Quanta presunção! Quem não leu muitos de seus artigos no “Estadão” e na “Folha
de São Paulo”? E não era um problema isolado, isto é, apenas do Brasil ou da
América Latina, que ferviam como “um barril de pólvora”.
Naqueles anos
turbulentos da situação delicada e tensa das décadas de 70 e 80, o famigerado e
temido cardeal Ratzinger, depois, o amável Papa Bento XVI, cuja eleição nada
mais é do que uma ratificação patente e serena de que ele estava no caminho
certo, remando contra corrente em meio ao turbilhão de críticas e censuras
vindas, também, da parte daqueles que mais deveriam colaborar e ajudá-lo, como
de alguns cardeais da Cúria Romana; naquela época, ele confessava
impressionado: “Eu fico cada vez mais admirado com a habilidade dos teólogos
que conseguem defender justamente o oposto do que se encontra claramente
escrito nos documentos do Magistério. E, no entanto, aquelas deturpações são
apresentadas, através de hábeis artifícios dialéticos, como o ‘verdadeiro’

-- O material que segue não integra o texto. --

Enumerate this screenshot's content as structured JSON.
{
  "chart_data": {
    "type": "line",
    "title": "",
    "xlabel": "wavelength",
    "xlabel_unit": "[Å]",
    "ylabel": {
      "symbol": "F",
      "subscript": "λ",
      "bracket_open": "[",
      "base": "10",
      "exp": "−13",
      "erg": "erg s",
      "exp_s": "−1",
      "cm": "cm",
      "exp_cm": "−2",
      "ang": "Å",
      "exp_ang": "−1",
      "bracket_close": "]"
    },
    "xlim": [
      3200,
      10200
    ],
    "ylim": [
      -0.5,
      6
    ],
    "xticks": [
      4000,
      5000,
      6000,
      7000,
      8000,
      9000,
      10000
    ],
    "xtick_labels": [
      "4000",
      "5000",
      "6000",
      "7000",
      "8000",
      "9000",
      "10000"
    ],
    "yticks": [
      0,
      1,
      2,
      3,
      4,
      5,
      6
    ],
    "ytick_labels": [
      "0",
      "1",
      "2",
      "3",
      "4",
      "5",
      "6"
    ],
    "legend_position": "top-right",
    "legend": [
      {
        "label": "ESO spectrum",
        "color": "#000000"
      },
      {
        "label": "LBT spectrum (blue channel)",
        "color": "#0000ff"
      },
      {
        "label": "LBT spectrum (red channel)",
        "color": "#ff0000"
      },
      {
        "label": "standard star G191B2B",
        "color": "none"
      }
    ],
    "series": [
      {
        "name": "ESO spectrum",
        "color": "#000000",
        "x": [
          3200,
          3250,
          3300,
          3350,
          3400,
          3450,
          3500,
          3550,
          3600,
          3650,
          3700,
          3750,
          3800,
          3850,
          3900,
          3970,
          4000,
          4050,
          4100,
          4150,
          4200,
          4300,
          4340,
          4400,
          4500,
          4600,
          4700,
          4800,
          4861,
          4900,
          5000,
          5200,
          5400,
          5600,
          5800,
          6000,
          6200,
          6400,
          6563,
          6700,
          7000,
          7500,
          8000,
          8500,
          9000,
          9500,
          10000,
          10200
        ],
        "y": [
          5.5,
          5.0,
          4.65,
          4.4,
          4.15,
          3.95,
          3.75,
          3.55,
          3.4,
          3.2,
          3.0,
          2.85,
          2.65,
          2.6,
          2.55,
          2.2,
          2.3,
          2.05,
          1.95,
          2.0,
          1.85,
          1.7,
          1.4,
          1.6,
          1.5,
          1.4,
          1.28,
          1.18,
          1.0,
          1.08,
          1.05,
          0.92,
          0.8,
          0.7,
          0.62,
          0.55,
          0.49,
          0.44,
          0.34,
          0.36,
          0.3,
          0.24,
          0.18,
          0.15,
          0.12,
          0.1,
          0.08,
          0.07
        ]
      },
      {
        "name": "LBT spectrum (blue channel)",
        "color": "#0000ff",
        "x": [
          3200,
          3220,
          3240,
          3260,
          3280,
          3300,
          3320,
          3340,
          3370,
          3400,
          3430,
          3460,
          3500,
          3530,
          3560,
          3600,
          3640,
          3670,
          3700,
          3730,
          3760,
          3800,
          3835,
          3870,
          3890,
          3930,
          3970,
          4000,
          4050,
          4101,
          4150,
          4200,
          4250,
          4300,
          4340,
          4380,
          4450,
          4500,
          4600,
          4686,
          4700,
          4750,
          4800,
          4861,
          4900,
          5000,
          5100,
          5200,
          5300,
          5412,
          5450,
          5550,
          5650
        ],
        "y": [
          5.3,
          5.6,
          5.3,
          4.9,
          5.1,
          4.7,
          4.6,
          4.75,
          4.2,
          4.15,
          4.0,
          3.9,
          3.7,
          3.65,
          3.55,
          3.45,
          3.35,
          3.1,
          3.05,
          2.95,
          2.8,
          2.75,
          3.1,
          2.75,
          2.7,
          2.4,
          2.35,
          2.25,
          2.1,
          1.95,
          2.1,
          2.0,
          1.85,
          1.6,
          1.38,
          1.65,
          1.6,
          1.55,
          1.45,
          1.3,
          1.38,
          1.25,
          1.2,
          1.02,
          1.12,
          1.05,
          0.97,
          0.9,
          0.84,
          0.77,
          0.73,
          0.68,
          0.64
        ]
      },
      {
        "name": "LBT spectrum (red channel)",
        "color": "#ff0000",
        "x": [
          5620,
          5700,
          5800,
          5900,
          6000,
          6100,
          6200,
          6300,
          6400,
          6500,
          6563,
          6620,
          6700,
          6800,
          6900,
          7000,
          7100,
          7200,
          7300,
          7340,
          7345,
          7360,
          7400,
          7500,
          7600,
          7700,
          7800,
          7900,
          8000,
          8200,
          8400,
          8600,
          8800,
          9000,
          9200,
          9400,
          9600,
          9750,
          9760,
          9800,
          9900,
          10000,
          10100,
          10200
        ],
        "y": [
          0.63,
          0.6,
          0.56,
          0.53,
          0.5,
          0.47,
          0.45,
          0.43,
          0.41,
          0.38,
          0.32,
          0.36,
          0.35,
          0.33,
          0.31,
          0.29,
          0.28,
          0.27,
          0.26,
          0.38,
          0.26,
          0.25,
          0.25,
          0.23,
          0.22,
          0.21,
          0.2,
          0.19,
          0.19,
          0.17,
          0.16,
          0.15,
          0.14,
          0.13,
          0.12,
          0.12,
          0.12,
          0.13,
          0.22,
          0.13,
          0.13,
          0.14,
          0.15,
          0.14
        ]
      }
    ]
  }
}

significado do documento em questão”. Hoje, muitos anos passados, compreendo
melhor o significado da insistência de Dom Luciano a respeito da necessidade e
da importância da leitura sadia, segura, e da obrigação moral da capacidade de
discernimento entre o certo e o errado, o verdadeiro e o falso, o conforme e o
contra. A objetividade de sua determinação e decisão, diante de certas
questões, estendia-se, também, à dinâmica concreta do quotidiano do Seminário.
Que o
arcebispo emérito, agora nonagenário, Dom Luciano Duarte, certamente flanqueado
por amigos e admiradores, possa permanecer no nosso meio por muitos anos,
incidindo sobre a tênue fímbria de nossa memória a grandeza de seu espírito e a
perenidade de sua sabedoria humana e espiritual.